Outpatient Diagnostic Services
Only Physicians Can Supervise Outpatient Diagnostic Tests
Several commenters encouraged CMS to allow non-physician practitioners to supervise diagnostic tests because these practitioners can order and perform diagnostic tests if they are within their scope of practice under state law. In response, CMS reiterated that historically, physician assistants, nurse practitioners, clinical nurse specialists and certified nurse-midwives have not been permitted to function as supervisory physicians for diagnostic tests, and CMS continues to believe it is appropriate only to allow physicians to provide supervision of hospital outpatient diagnostic services.

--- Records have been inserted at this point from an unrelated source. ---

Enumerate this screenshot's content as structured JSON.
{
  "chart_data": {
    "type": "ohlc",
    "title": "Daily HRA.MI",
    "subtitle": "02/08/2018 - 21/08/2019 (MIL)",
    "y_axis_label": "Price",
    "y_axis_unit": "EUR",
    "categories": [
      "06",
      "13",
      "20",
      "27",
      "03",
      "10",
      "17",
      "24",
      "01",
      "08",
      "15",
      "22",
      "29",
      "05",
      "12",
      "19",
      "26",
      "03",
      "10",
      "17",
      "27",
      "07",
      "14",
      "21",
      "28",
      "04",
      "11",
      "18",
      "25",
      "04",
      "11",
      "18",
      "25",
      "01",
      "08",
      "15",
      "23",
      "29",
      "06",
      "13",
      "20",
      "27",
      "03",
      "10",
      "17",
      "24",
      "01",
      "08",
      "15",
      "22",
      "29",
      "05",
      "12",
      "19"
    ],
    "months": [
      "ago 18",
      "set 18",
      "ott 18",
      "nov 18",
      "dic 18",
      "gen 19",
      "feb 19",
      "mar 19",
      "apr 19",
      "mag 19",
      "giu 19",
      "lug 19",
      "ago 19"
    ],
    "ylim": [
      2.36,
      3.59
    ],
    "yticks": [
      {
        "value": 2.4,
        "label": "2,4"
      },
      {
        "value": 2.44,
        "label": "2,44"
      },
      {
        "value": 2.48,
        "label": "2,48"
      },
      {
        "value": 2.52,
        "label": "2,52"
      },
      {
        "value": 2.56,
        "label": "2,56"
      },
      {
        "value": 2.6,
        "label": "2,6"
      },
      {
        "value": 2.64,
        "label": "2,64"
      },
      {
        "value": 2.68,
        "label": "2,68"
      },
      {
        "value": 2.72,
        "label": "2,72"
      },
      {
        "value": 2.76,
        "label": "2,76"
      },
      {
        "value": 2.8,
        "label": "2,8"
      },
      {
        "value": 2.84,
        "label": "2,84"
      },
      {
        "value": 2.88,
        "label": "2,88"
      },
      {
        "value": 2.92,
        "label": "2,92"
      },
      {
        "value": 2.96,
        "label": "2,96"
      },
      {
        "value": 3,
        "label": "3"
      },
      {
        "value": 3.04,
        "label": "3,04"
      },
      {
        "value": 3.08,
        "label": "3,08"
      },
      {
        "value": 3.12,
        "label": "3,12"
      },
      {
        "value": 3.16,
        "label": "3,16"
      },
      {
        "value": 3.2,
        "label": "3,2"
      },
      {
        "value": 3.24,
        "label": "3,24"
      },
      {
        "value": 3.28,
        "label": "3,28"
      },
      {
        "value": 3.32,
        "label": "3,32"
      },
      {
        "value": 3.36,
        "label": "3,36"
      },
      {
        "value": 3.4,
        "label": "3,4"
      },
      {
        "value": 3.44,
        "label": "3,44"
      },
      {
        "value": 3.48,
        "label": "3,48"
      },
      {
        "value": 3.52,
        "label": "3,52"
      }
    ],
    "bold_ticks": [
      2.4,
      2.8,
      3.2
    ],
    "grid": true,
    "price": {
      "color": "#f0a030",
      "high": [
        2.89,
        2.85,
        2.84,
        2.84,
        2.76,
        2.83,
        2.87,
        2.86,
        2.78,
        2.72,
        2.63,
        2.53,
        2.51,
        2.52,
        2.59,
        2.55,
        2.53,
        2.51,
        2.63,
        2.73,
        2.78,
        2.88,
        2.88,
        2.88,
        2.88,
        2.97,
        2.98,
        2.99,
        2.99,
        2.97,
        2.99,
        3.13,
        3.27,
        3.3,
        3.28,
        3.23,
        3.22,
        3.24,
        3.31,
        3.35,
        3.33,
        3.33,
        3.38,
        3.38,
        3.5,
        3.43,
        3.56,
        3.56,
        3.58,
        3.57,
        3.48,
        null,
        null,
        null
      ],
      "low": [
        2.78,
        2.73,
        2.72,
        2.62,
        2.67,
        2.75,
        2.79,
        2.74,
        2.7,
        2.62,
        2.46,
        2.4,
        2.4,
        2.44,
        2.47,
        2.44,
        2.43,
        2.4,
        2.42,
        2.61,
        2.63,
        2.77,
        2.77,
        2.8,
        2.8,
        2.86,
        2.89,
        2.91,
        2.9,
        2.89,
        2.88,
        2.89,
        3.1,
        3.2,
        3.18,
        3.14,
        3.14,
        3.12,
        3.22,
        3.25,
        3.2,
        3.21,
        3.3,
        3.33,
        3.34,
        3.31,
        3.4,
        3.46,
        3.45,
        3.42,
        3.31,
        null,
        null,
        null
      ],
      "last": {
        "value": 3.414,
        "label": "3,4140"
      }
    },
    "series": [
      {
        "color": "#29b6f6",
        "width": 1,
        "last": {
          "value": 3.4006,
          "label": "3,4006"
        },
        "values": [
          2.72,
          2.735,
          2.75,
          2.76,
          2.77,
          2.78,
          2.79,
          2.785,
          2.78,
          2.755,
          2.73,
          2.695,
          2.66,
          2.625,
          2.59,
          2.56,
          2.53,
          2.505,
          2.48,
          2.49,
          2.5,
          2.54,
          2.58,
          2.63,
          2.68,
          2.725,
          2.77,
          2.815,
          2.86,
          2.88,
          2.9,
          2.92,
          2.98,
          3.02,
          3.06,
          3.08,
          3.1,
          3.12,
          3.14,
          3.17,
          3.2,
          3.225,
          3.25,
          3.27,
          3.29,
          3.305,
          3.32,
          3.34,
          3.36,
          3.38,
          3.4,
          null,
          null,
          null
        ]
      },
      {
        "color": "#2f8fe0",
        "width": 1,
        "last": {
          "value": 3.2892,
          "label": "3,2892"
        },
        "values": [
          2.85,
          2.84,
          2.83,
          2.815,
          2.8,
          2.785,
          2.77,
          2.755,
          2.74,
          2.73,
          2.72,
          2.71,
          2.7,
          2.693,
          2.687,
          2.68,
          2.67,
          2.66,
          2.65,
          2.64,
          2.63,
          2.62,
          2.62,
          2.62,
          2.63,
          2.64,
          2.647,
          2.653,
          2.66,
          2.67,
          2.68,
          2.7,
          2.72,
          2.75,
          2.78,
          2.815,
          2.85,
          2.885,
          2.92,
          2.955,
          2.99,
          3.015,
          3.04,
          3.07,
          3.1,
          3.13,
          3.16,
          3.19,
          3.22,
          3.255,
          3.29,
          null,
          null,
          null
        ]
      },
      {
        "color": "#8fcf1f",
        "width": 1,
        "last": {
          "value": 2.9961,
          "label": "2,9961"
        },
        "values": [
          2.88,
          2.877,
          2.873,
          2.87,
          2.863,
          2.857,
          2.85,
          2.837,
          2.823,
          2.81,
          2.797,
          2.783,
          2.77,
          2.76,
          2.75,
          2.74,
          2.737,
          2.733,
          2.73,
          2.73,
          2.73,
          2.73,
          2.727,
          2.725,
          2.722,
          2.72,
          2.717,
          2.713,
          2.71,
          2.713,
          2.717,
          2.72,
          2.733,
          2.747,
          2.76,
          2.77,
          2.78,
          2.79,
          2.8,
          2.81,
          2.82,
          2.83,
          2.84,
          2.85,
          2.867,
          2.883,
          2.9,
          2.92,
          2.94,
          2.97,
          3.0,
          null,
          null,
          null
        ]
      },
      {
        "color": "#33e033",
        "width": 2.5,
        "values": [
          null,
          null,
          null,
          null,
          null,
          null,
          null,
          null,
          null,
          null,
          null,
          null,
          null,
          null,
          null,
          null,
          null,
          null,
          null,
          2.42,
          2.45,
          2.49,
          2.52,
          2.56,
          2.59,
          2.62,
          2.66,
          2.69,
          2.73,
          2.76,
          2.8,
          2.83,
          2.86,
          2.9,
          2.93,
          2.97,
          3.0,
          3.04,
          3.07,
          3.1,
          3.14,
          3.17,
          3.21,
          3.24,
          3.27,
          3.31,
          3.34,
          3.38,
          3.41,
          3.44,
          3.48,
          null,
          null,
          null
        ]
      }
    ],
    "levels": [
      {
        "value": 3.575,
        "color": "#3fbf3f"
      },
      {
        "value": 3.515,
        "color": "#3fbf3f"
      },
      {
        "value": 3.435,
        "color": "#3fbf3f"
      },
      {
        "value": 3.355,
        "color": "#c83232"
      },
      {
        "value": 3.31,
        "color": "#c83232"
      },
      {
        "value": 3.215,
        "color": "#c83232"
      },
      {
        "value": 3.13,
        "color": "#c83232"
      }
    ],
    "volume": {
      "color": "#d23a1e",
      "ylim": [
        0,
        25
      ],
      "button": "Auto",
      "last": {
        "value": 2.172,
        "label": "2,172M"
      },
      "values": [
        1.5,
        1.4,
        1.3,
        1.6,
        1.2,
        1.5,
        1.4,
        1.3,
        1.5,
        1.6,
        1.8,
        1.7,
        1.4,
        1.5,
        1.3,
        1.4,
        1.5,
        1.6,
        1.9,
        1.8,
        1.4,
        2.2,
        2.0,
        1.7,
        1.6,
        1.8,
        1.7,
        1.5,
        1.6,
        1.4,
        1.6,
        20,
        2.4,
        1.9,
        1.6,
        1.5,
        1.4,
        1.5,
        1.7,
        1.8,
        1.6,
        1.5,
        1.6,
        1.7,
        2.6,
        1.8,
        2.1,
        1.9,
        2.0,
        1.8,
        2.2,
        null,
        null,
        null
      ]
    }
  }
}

Follow Supervision Requirements for Individual Diagnostic Tests as Listed in the Medicare Physician Fee Schedule Relative Value File
CMS finalized without modification its proposal that all hospital outpatient diagnostic services provided directly or under arrangement in a hospital’s main buildings, PBDs or at a non-hospital location will follow the physician supervision requirements for individual tests listed in the Medicare Physician Fee Schedule Relative Value Unit file.
For these services, the direct supervision requirements are the same as those for therapeutic services provided on-campus or in an off-campus PBD discussed earlier. The existing requirements for direct supervision in the office setting set forth in 42 C.F.R. §§ 410.32(b)(3)(ii) apply to hospital outpatient services provided under arrangement in physician offices and other non-hospital locations. The definitions of general and personal supervision as defined in existing regulations at 42 C.F.R. §§ 410.32(b) also apply.
CMS to Exercise Enforcement Discretion for On-Campus Hospital Outpatient Therapeutic Services Furnished in 2000-2008
Importantly, the preamble recognizes that there was a need for additional clarification of the direct supervision requirements, and that CMS did not provide much guidance between 2000 and 2008. Accordingly, the preamble indicates that CMS will exercise its discretion to decline to enforce situations involving claims for hospital outpatient therapeutic services furnished on the hospital campus in 2000 through 2008 where a hospital did not comply with the direct physician supervision requirements as a result of errors or mistakes. The preamble does not indicate any such flexibility with respect to services provided in 2009, however, and also reiterates that the final supervision policies for hospital outpatient therapeutic services described in the final rule will be subject to enforcement beginning January 1, 2010.
ConclusionThe HOPPS/ASC Final Rule is a significant step forward in providing much needed guidance and clarification for supervision of hospital outpatient services. Hospitals should review the rule carefully and consider its impact on existing supervision policies and procedures and whether any modifications are required.